Undiagnosed and untreated sleep problems can lead to a variety of chronic health concerns, including hypertension, heart disease, high blood pressure, diabetes, and stroke. For this reason, it’s important to incorporate a sleep study into your periodic health evaluations, just as you would a blood pressure screening. Early detection and treatment is key to reducing or eliminating the risk of developing associated health issues.
What is a sleep study?
A sleep study measures various biological, neurological, and physiological processes that occur during sleep. It determines if there is an abnormality that could indicate the presence of a sleep disorder. In the case of sleep apnea, for example, the study will measure how many times the patient stops breathing for 10 seconds or longer per hour, which indicates not only the presence of the disorder, but also its severity.
There are two types of sleep studies used to diagnose sleep disorders: polysomnogram (PSG) and home sleep apnea testing (HSAT). Both types of studies are non-invasive and virtually painless.
A polysomnogram (PSG) is an in-lab sleep study that requires an overnight stay in a testing facility. PSGs are performed by registered polysomnographic technologists (RPSGT). The technologist utilizes a series of strategically placed monitors and electrodes to track the brain, eyes, heart, breathing patterns, carbon dioxide and oxygen levels, and other biological functions.
Home sleep apnea testing (HSAT) is a portable monitor that allows the patient to test in the comfort of his/her home. The healthcare professional overseeing the patient will give a demonstration on proper usage of the device, then the patient will complete the study at home and send or physically transport the device back to the office for analysis.
Both types of sleep studies are effective for the diagnosis of sleep breathing disorders, of which the most common is obstructive sleep apnea (OSA). However, the HSAT’s diagnostic capability is limited to sleep breathing disorders, whereas PSGs are also able to detect other types of sleep disorders.

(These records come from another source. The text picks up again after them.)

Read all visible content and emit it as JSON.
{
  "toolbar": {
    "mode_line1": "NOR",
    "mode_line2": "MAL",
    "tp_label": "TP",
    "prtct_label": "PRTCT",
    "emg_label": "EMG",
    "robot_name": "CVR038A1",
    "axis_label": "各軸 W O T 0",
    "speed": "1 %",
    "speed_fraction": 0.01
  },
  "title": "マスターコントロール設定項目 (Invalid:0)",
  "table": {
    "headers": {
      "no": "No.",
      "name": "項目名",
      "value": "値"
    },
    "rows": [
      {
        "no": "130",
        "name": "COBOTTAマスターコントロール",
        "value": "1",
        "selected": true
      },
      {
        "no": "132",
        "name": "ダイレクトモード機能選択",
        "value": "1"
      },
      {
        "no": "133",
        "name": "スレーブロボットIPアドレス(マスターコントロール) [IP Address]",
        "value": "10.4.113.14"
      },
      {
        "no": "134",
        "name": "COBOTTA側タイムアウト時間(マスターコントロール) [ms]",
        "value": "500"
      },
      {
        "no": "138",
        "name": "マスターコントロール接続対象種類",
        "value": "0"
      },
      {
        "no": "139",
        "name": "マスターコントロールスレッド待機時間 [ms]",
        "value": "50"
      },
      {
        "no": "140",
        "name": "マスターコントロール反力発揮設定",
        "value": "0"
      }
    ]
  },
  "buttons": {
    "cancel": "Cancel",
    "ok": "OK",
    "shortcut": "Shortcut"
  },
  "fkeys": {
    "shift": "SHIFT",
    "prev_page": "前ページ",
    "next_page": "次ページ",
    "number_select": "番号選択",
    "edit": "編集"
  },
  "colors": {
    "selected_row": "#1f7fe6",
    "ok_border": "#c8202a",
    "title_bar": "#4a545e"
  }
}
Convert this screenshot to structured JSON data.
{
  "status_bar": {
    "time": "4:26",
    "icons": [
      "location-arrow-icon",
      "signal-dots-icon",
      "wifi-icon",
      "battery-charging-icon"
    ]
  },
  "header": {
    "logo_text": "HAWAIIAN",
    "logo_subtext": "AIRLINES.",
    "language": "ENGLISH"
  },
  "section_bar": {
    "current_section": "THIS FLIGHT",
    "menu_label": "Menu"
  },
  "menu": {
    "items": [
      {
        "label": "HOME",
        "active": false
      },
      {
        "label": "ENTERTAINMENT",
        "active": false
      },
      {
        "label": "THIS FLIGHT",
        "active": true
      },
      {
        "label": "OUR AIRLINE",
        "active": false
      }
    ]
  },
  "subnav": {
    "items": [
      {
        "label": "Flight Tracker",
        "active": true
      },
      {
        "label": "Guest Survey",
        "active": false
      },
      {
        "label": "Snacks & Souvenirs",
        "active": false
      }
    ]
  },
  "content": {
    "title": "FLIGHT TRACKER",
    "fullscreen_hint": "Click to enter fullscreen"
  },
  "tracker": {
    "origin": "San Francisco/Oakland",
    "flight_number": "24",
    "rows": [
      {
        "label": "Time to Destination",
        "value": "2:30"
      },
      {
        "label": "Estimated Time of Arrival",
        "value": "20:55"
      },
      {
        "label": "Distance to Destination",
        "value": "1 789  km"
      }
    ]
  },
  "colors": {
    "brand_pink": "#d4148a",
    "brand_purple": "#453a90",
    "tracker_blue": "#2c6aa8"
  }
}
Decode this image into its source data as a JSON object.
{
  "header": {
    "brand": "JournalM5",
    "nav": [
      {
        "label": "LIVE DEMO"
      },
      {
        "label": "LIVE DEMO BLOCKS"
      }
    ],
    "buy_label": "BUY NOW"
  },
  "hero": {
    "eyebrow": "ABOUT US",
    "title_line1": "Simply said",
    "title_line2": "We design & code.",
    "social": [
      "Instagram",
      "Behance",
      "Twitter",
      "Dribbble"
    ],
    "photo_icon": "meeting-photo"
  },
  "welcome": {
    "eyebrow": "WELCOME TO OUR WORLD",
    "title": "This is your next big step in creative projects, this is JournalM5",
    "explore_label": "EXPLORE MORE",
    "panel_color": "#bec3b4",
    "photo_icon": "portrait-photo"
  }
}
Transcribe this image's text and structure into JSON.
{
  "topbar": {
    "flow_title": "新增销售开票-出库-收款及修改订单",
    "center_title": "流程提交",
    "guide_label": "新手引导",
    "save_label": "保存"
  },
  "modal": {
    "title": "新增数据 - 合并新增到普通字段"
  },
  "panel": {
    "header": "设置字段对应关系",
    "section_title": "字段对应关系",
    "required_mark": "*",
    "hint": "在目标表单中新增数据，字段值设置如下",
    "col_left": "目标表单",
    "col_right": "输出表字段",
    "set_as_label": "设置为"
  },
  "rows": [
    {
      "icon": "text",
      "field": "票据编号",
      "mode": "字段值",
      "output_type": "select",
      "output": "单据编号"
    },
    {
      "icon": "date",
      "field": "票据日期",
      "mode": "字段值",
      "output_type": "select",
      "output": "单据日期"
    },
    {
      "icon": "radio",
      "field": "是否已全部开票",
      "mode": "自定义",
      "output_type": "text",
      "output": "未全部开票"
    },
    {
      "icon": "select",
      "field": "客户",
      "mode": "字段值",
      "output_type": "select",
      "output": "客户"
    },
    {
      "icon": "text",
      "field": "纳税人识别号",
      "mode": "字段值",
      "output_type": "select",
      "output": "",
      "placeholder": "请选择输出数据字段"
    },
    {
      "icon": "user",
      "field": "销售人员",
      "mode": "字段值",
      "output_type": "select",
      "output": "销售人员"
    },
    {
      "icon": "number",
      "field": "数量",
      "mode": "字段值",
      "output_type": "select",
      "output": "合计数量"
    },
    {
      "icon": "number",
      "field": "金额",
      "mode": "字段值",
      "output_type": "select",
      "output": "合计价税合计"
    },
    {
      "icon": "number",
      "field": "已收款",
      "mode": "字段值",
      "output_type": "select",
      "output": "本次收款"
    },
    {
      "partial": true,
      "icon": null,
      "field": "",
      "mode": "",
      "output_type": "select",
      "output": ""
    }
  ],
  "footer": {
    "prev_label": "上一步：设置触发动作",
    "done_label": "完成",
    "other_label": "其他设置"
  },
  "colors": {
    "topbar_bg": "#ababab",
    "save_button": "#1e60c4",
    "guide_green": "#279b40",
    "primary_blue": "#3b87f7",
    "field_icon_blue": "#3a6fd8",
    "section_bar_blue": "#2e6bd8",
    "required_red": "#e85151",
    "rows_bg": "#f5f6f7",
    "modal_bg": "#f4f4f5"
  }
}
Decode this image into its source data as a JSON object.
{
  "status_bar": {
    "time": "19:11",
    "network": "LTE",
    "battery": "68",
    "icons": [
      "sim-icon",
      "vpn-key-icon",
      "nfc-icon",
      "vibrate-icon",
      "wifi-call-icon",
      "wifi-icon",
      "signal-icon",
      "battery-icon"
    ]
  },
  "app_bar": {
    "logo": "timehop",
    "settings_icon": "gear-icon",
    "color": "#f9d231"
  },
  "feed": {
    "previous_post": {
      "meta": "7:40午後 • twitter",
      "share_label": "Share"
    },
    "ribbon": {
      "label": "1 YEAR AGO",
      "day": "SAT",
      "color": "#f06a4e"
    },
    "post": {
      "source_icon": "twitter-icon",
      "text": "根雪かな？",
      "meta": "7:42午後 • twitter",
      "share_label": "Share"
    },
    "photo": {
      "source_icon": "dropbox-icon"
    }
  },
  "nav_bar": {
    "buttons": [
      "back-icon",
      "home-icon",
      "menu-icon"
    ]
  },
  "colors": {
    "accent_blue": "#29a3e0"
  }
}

A sleep physician will consider your symptoms, as well as other factors, to determine which of the two tests will best serve to provide an accurate reading and diagnosis.
How do I know if I need a sleep study?
Fatigue, particularly chronic fatigue, impacts every aspect of your life, from your health to your performance at work and your personal relationships. It also has a major impact on your ability to perform everyday tasks, such as driving. According to the National Highway Traffic Safety Administration, approximately 100,000 police-reported crashes are the direct result of driver fatigue each year.
Strongly consider talking to your doctor about undergoing a sleep study if you experience any of the following:
- Trouble falling or staying asleep
- Snoring, especially loud, persistent snoring
- Gasping or pauses in breathing
- Restless or “active” legs at night
- Exhaustion that impacts daily functions
- Fatigue that lasts for several week
- Frequent nighttime urination
- Nighttime sweating
What is the result of a sleep study?
After your sleep study is completed, the data will be reviewed to identify any prevalent sleep issues that need to be addressed. If a sleep disorder or problem is uncovered, your doctor will discuss treatment options with you.
If your sleep study indicates that you suffer from sleep apnea, you will want to consider all treatment options available, and make a decision based on your situation and lifestyle.
Remember, early diagnosis and treatment is essential to restoring your ability to get quality sleep and reducing the risk of developing associated health problems. Make periodic sleep studies a part of your health maintenance plan, and be sure to let your doctor know of your intention.